O comportamento de Budapeste e de Varsóvia relativamente aos meios de comunicação também é criticado, destacando o relatório “algumas preocupações relativamente ao risco de politização” das autoridades nacionais de media. Além disso, na Hungria, a “ausência de legislação e transparência na distribuição da publicidade estatal […] abriu a porta para o governo exercer influência política indireta sobre os meios de comunicação social”, o que se tornou mais evidente com a fusão de mais de 470 meios de comunicação social favoráveis ao governo através do conglomerado KESMA. A Comissão Europeia conclui, por isso, que “os jornalistas e outros atores dos meios de comunicação social enfrentam cada vez mais ameaças e ataques”, não só na Hungria, como também na Bulgária, Croácia, Eslovénia e Espanha.
No que toca às organizações da sociedade civil, é assinalada no relatório a controversa lei húngara sobre o financiamento destas entidades, que “é incompatível com a livre circulação de capitais, bem como com o direito à liberdade de associação e os direitos à proteção da vida privada e dos dados pessoais”.
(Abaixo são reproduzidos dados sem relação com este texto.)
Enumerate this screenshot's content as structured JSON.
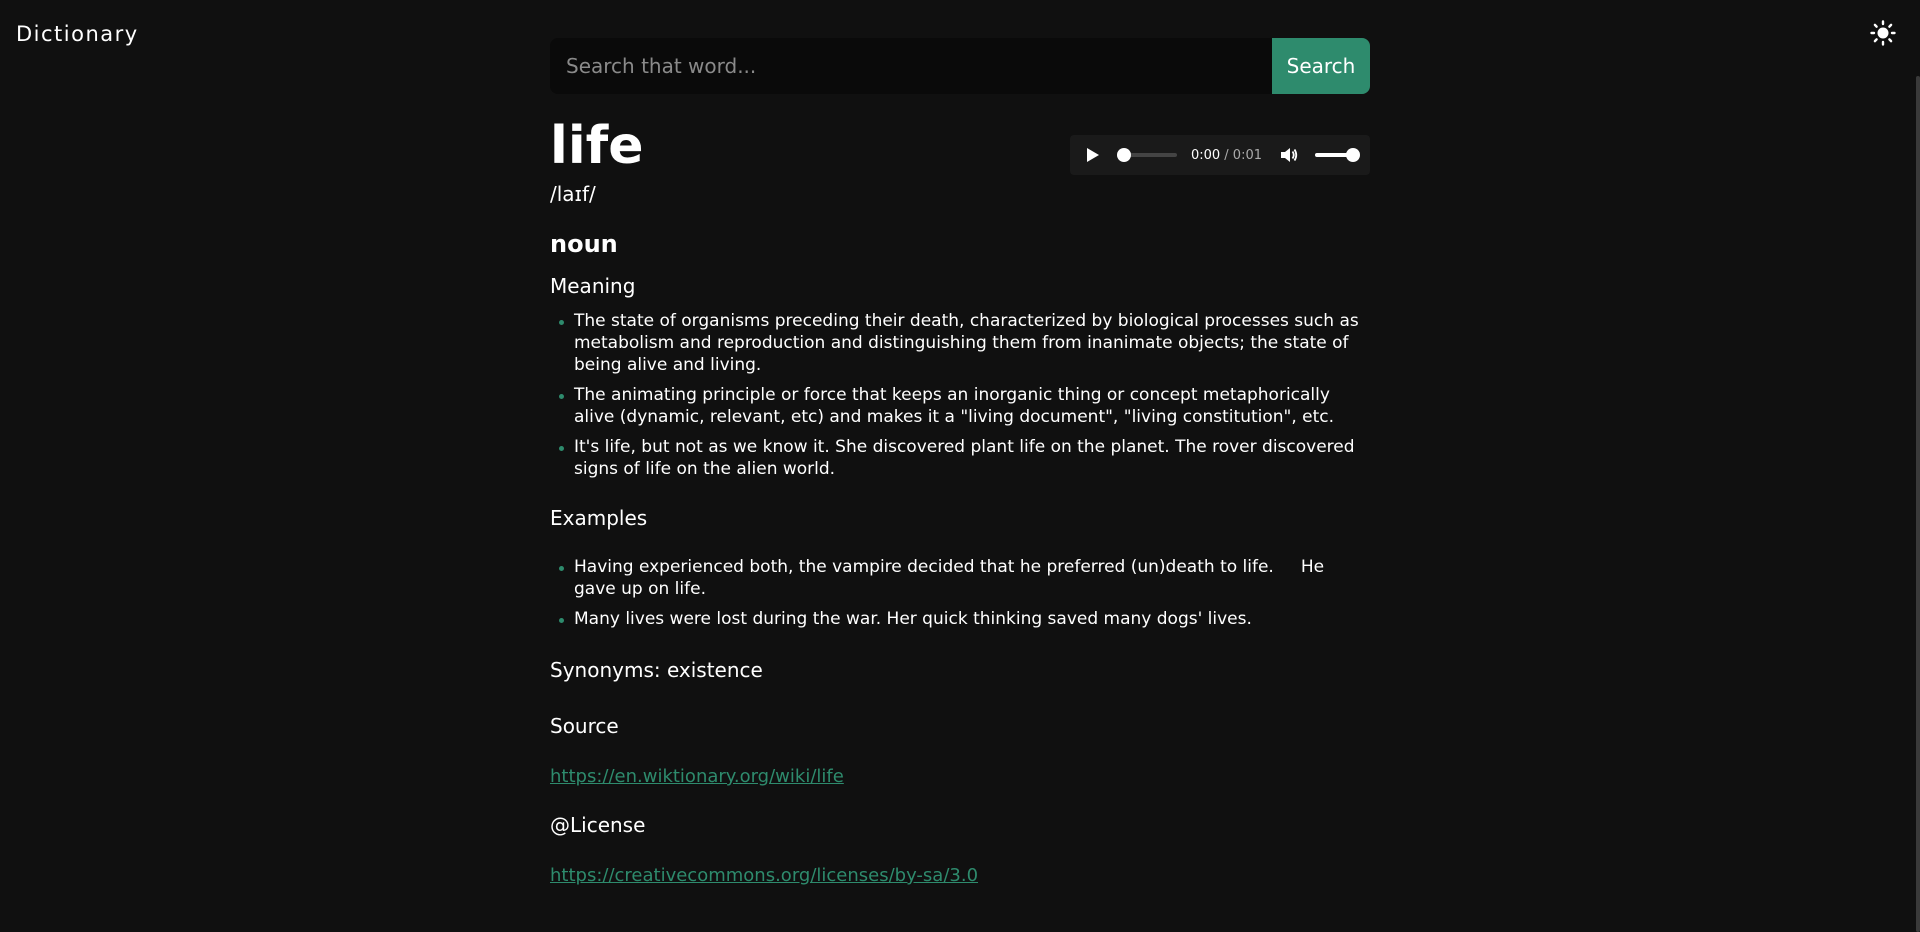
{
  "header": {
    "brand": "Dictionary"
  },
  "search": {
    "placeholder": "Search that word...",
    "value": "",
    "button_label": "Search"
  },
  "entry": {
    "word": "life",
    "phonetic": "/laɪf/",
    "audio": {
      "current_time": "0:00",
      "duration": "/ 0:01",
      "progress": 0,
      "volume": 1
    },
    "part_of_speech": "noun",
    "meaning_title": "Meaning",
    "definitions": [
      "The state of organisms preceding their death, characterized by biological processes such as metabolism and reproduction and distinguishing them from inanimate objects; the state of being alive and living.",
      "The animating principle or force that keeps an inorganic thing or concept metaphorically alive (dynamic, relevant, etc) and makes it a \"living document\", \"living constitution\", etc.",
      "It's life, but not as we know it. She discovered plant life on the planet. The rover discovered signs of life on the alien world."
    ],
    "examples_title": "Examples",
    "examples": [
      "Having experienced both, the vampire decided that he preferred (un)death to life.     He gave up on life.",
      "Many lives were lost during the war. Her quick thinking saved many dogs' lives."
    ],
    "synonyms": "Synonyms: existence",
    "source_title": "Source",
    "source_url": "https://en.wiktionary.org/wiki/life",
    "license_title": "@License",
    "license_url": "https://creativecommons.org/licenses/by-sa/3.0"
  },
  "colors": {
    "background": "#101010",
    "accent": "#2e8b6d",
    "text": "#ffffff"
  },
  "icons": {
    "theme": "sun-icon",
    "play": "play-icon",
    "mute": "volume-icon"
  }
}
Já na Polónia, a Comissão Europeia critica no relatório as recentes “ações do governo dirigidas aos grupos LGBTI+ [Lésbicas, Gays, Bissexuais, Travestis, Transexuais, Transgénero e Intersexo], incluindo a detenção de alguns dos representantes dos grupos, e as campanhas de difamação conduzidas contra esses grupos”.
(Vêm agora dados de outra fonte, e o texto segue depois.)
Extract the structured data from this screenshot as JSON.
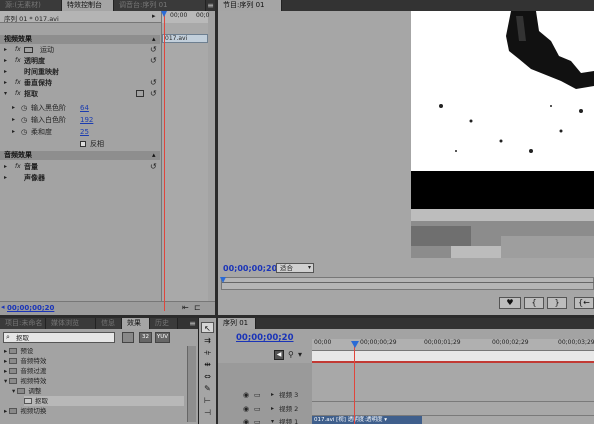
{
  "top_tabs": {
    "source": "源:(无素材)",
    "effect_controls": "特效控制台",
    "mixer": "调音台:序列 01",
    "program": "节目:序列 01"
  },
  "effect_controls": {
    "sequence_clip": "序列 01 * 017.avi",
    "ruler_start": "00;00",
    "ruler_mark": "00;0",
    "clip_bar_label": "017.avi",
    "video_effects_header": "视频效果",
    "effects": [
      {
        "label": "运动"
      },
      {
        "label": "透明度"
      },
      {
        "label": "时间重映射"
      },
      {
        "label": "垂直保持"
      },
      {
        "label": "抠取"
      }
    ],
    "params": [
      {
        "label": "输入黑色阶",
        "value": "64"
      },
      {
        "label": "输入白色阶",
        "value": "192"
      },
      {
        "label": "柔和度",
        "value": "25"
      }
    ],
    "invert_label": "反相",
    "audio_effects_header": "音频效果",
    "audio_effects": [
      {
        "label": "音量"
      },
      {
        "label": "声像器"
      }
    ],
    "timecode": "00;00;00;20"
  },
  "program": {
    "timecode": "00;00;00;20",
    "fit_select": "适合"
  },
  "project_panel": {
    "tabs": [
      "项目:未命名",
      "媒体浏览",
      "信息",
      "效果",
      "历史"
    ],
    "search_value": "抠取",
    "badges": [
      "32",
      "YUV"
    ],
    "items": [
      {
        "label": "预设"
      },
      {
        "label": "音频特效"
      },
      {
        "label": "音频过渡"
      },
      {
        "label": "视频特效"
      },
      {
        "label": "调整"
      },
      {
        "label": "抠取"
      },
      {
        "label": "视频切换"
      }
    ]
  },
  "timeline": {
    "tab": "序列 01",
    "timecode": "00;00;00;20",
    "ruler": [
      "00;00",
      "00;00;00;29",
      "00;00;01;29",
      "00;00;02;29",
      "00;00;03;29"
    ],
    "tracks": [
      "视频 3",
      "视频 2",
      "视频 1"
    ],
    "clip_label": "017.avi [视] 透明度:透明度 ▾"
  }
}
A Comissão Europeia ativou, em 2017 contra a Polónia e em 2018 contra a Hungria, o procedimento conhecido como o artigo 7.º do Tratado de Lisboa, que contempla sanções aos Estados-membros se houver um risco claro de violação grave dos valores em que se baseia a UE. Este primeiro relatório anual sobre o Estado de direito na UE estava previsto ser lançado em setembro, mas devido ao Conselho Europeu desta semana, fontes comunitárias indicaram à Lusa que o documento iria ser publicado só na segunda-feira. Entretanto, a divulgação foi apressada para hoje depois de o primeiro-ministro húngaro, Viktor Orban, ter exigido a demissão da vice-presidente da Comissão Europeia Vera Jourová, após esta ter, numa entrevista, considerado a Hungria como uma “democracia doente”.